As filed with the Securities and Exchange Commission on February 27, 2026
Registration No. 333-251886
UNITED STATES
SECURITIES AND EXCHANGE COMMISSION
Washington, D.C. 20549
Post-Effective Amendment No. 1
to
FORM S-8
REGISTRATION STATEMENT
UNDER
THE SECURITIES ACT OF 1933
CENOVUS ENERGY INC.
(Exact name of Registrant as specified in its charter)
| Canada | 98-0642460 | |
| (State or other jurisdiction of incorporation or organization) |
(IRS Employer Identification No.) |
4100, 225 6 Avenue S.W.
Calgary, Alberta, Canada
T2P 1N2
(Address, including zip code, of Registrant’s principal executive offices)
Husky Energy Inc. Incentive Stock Option Plan
(Full title of the plan)
CT Corporation System
28 Liberty St., New York, NY 10005
(Name and address of agent for service)
(212) 894-8940
(Telephone number, including area code, of agent for service)
COPIES TO:
| Susan Anderson Cenovus Energy Inc. 4100, 225 6 Avenue S.W. Calgary, Alberta, Canada T2P 1N2 (403) 766-2000 |
Christopher J. Cummings Paul, Weiss, Rifkind, Wharton & Garrison LLP 77 King Street West, Suite 3100 Toronto, Ontario M5K 1J3 Canada (416) 504-0520 |
Indicate by check mark whether the registrant is a large accelerated filer, an accelerated filer, a non-accelerated filer, or a smaller reporting company. See the definitions of “large accelerated filer,” “accelerated filer” and “smaller reporting company” in Rule 12b-2 of the Exchange Act.
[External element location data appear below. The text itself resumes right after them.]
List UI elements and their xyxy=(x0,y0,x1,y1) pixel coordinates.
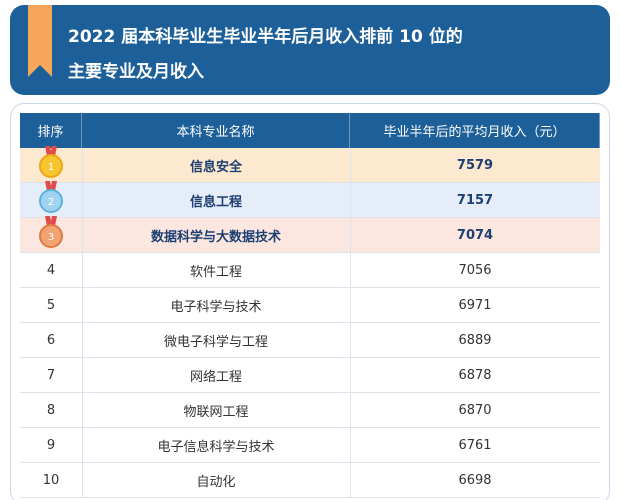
major-name: 物联网工程 xyxy=(183,404,249,420)
column-header: 毕业半年后的平均月收入（元） xyxy=(350,113,600,148)
major-name: 数据科学与大数据技术 xyxy=(150,229,281,245)
monthly-income: 7157 xyxy=(456,192,494,208)
rank-number: 4 xyxy=(46,262,56,278)
major-name: 电子信息科学与技术 xyxy=(157,439,275,455)
rank-number: 2 xyxy=(48,197,54,208)
table-row xyxy=(20,462,600,498)
monthly-income: 6971 xyxy=(458,297,492,313)
table-row xyxy=(20,217,600,253)
major-name: 信息安全 xyxy=(189,159,242,175)
monthly-income: 6889 xyxy=(458,332,492,348)
medal-icon: 1 xyxy=(39,145,63,178)
table-row xyxy=(20,322,600,358)
column-divider xyxy=(82,147,83,498)
bookmark-icon xyxy=(28,5,52,77)
table-row xyxy=(20,427,600,463)
medal-icon: 3 xyxy=(39,215,63,248)
monthly-income: 6870 xyxy=(458,402,492,418)
table-row xyxy=(20,287,600,323)
monthly-income: 6698 xyxy=(458,472,492,488)
column-divider xyxy=(350,147,351,498)
rank-number: 10 xyxy=(42,472,60,488)
title-banner xyxy=(10,5,610,95)
column-header: 排序 xyxy=(20,113,82,148)
table-row xyxy=(20,147,600,183)
monthly-income: 7074 xyxy=(456,227,494,243)
rank-number: 3 xyxy=(48,232,54,243)
major-name: 微电子科学与工程 xyxy=(163,334,268,350)
monthly-income: 6878 xyxy=(458,367,492,383)
table-frame xyxy=(10,103,610,500)
rank-number: 6 xyxy=(46,332,56,348)
major-name: 软件工程 xyxy=(189,264,242,280)
major-name: 网络工程 xyxy=(189,369,242,385)
monthly-income: 7579 xyxy=(456,157,494,173)
rank-number: 7 xyxy=(46,367,56,383)
medal-icon: 2 xyxy=(39,180,63,213)
monthly-income: 6761 xyxy=(458,437,492,453)
column-header: 本科专业名称 xyxy=(82,113,350,148)
rank-number: 9 xyxy=(46,437,56,453)
table-row xyxy=(20,252,600,288)
table-row xyxy=(20,357,600,393)
table-row xyxy=(20,182,600,218)
monthly-income: 7056 xyxy=(458,262,492,278)
title-line: 2022 届本科毕业生毕业半年后月收入排前 10 位的 xyxy=(68,27,463,47)
table-row xyxy=(20,392,600,428)
title-line: 主要专业及月收入 xyxy=(68,62,204,82)
major-name: 电子科学与技术 xyxy=(170,299,262,315)
rank-number: 5 xyxy=(46,297,56,313)
major-name: 信息工程 xyxy=(189,194,242,210)
major-name: 自动化 xyxy=(196,474,236,490)
rank-number: 8 xyxy=(46,402,56,418)
rank-number: 1 xyxy=(48,162,54,173)
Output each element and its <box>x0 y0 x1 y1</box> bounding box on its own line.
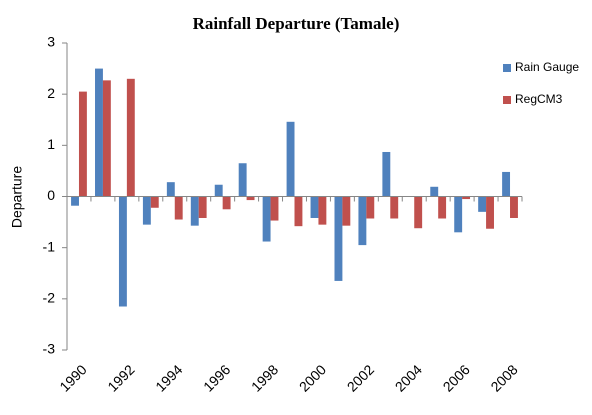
bar <box>454 196 463 233</box>
bar <box>118 196 127 307</box>
y-axis-label: Departure <box>9 166 25 228</box>
bar <box>126 78 135 197</box>
bar <box>198 196 207 218</box>
bar <box>342 196 351 226</box>
x-tick-label: 2000 <box>296 361 329 394</box>
bar <box>262 196 271 242</box>
x-tick-label: 2006 <box>440 361 473 394</box>
bar <box>334 196 343 281</box>
bar <box>238 163 247 197</box>
legend-swatch <box>503 64 511 72</box>
y-tick-label: 2 <box>47 85 55 101</box>
bar <box>294 196 303 227</box>
bar <box>78 91 87 197</box>
bar <box>318 196 327 225</box>
y-tick-label: -1 <box>43 238 56 254</box>
bar <box>174 196 183 220</box>
bar <box>102 80 111 197</box>
bar <box>478 196 487 212</box>
bar <box>366 196 375 219</box>
y-tick-label: 0 <box>47 187 55 203</box>
bar <box>71 196 79 206</box>
x-tick-label: 1996 <box>200 361 233 394</box>
bar <box>214 184 223 197</box>
bar <box>95 68 103 197</box>
x-tick-label: 1992 <box>104 361 137 394</box>
bar <box>166 182 175 197</box>
y-tick-label: 1 <box>47 136 55 152</box>
legend-label: RegCM3 <box>515 92 563 106</box>
bar <box>358 196 367 246</box>
bar <box>150 196 159 208</box>
bar <box>246 196 255 201</box>
x-tick-label: 1990 <box>56 361 89 394</box>
x-tick-label: 1998 <box>248 361 281 394</box>
bar <box>270 196 279 221</box>
bar <box>438 196 447 219</box>
legend-label: Rain Gauge <box>515 60 579 74</box>
y-tick-label: -3 <box>43 341 56 357</box>
x-tick-label: 2008 <box>487 361 520 394</box>
y-tick-label: 3 <box>47 34 55 50</box>
x-tick-label: 1994 <box>152 361 185 394</box>
chart-title: Rainfall Departure (Tamale) <box>193 14 400 33</box>
bar <box>502 171 511 197</box>
bar <box>390 196 399 219</box>
bar <box>486 196 494 229</box>
legend-swatch <box>503 96 511 104</box>
bar <box>190 196 199 226</box>
bar <box>430 186 439 197</box>
bar <box>382 151 391 197</box>
bar <box>510 196 518 218</box>
bar <box>222 196 231 210</box>
bar <box>462 196 471 200</box>
x-tick-label: 2004 <box>392 361 425 394</box>
y-tick-label: -2 <box>43 290 56 306</box>
bar <box>414 196 423 229</box>
bar <box>310 196 319 218</box>
x-tick-label: 2002 <box>344 361 377 394</box>
bar <box>142 196 151 225</box>
bar <box>286 121 295 197</box>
| Large accelerated filer | ☒ | Accelerated filer | ☐ | |||
| Non-accelerated filer | ☐ | Smaller reporting company | ☐ | |||
| Emerging growth company | ☐ | |||||
If an emerging growth company, indicate by check mark if the registrant has elected not to use the extended transition period for complying with any new or revised financial accounting standards provided pursuant to Section 7(a)(2)(B) of the Securities Act. ☐
EXPLANATORY NOTE – DEREGISTRATION OF SECURITIES
This Post-Effective Amendment relates to the following Registration Statement on Form S-8 (the “Registration Statement”), originally filed with the Securities and Exchange Commission (the “SEC”) by Cenovus Energy Inc., a corporation organized under the laws of Canada (the “Registrant”):
| • | Registration Statement No. 333-251886, filed on January 4, 2021, registering 1,250,000 common shares, no par value, of the Registrant which may be issued under the Husky Energy Inc. Incentive Stock Option Plan. |
The Registrant has terminated all offerings of the securities pursuant to the Registration Statement. In accordance with an undertaking made by the Registrant in Part II of the Registration Statement to remove from registration, by means of a post-effective amendment, any of the securities that had been registered and remain unsold at the termination of such offering, the Registrant hereby removes from registration by means of this Post-Effective Amendment all securities of the Registrant that remain unsold under the Registration Statement as of the date hereof.
SIGNATURES
Pursuant to the requirements of the Securities Act of 1933, as amended, the Registrant certifies that it has reasonable grounds to believe that it meets the requirements for filing on Form S-8 and has duly caused this Post-Effective Amendment to be signed on its behalf by the undersigned, thereunto duly authorized, in the City of Calgary, Province of Alberta, Country of Canada, on the 27th day of February, 2026.
| CENOVUS ENERGY INC. | ||
| By: | /s/ Karamjit S. Sandhar | |
| Name: | Karamjit S. Sandhar | |
| Title: | Executive Vice-President & Chief Financial Officer | |
Note: No other person is required to sign the post-effective amendment to the Registration Statement in reliance upon Rule 478 under the Securities Act of 1933, as amended.